Hey all, finally got our house sold and will be on the road to Mexico in just two weeks time. I need to order a few sling shot supplies as I just received some wide gappers and will need to replace the TBG as time rolls on.

For general shooting using 3/8 steel and maybe 1/4 inch steel balls, what thickness of TBG would be a good all round perfomer? I've not used TBG before so I have no experience with the stuff. a

Recommendations please? Tnx

Teach


----------



## treefork (Feb 1, 2010)

IMO . I would continue to use Thera Gold and cut it accordingly for the 3/8 and 1/4 inch steel . For 3/8 steel you can do well with a 3/4 inch cut . For 1/4 steel a 1/2 inch cut . No need to over power the ammo . There are only drawbacks from band slap , reduced accuracy and shorter band life by using too much rubber .


----------



## Teach (Jul 5, 2014)

That was my intent but I was wondering about the TBG thickness.
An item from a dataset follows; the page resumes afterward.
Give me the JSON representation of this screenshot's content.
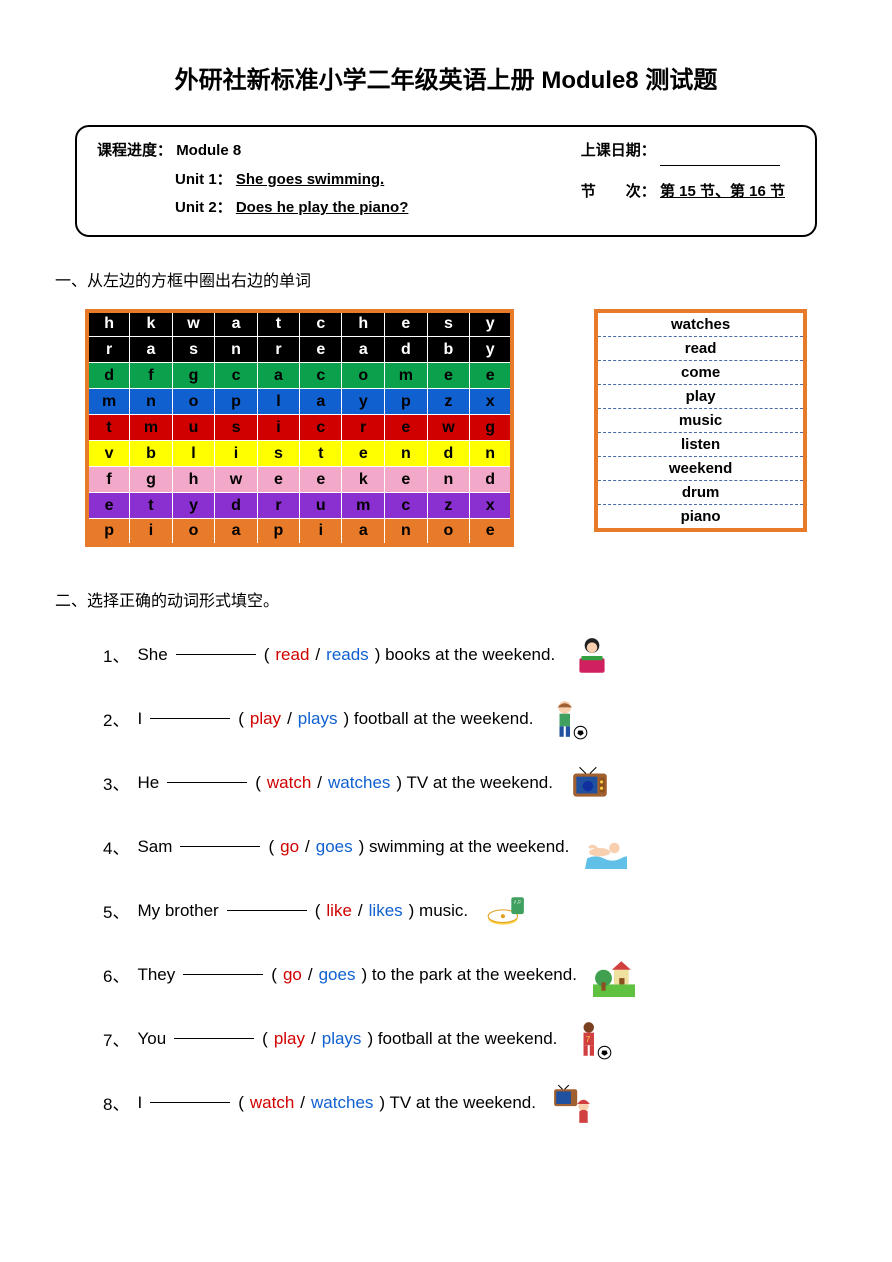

Guys refer to .030 a lot, so I wondered if that would be the way to go or some other thickness? Perhaps the .030 is standard in the gold?

Sorry I just don't have the time to research this right now with the house selling we are busier than a couple of two horned owls.


----------



## JonM (Aug 17, 2013)

I haven't measured the thisckness of TBG, but I believe the refereence to .030 or .040 is in megard to letx band thickness. I like TBG & latex :wave:


----------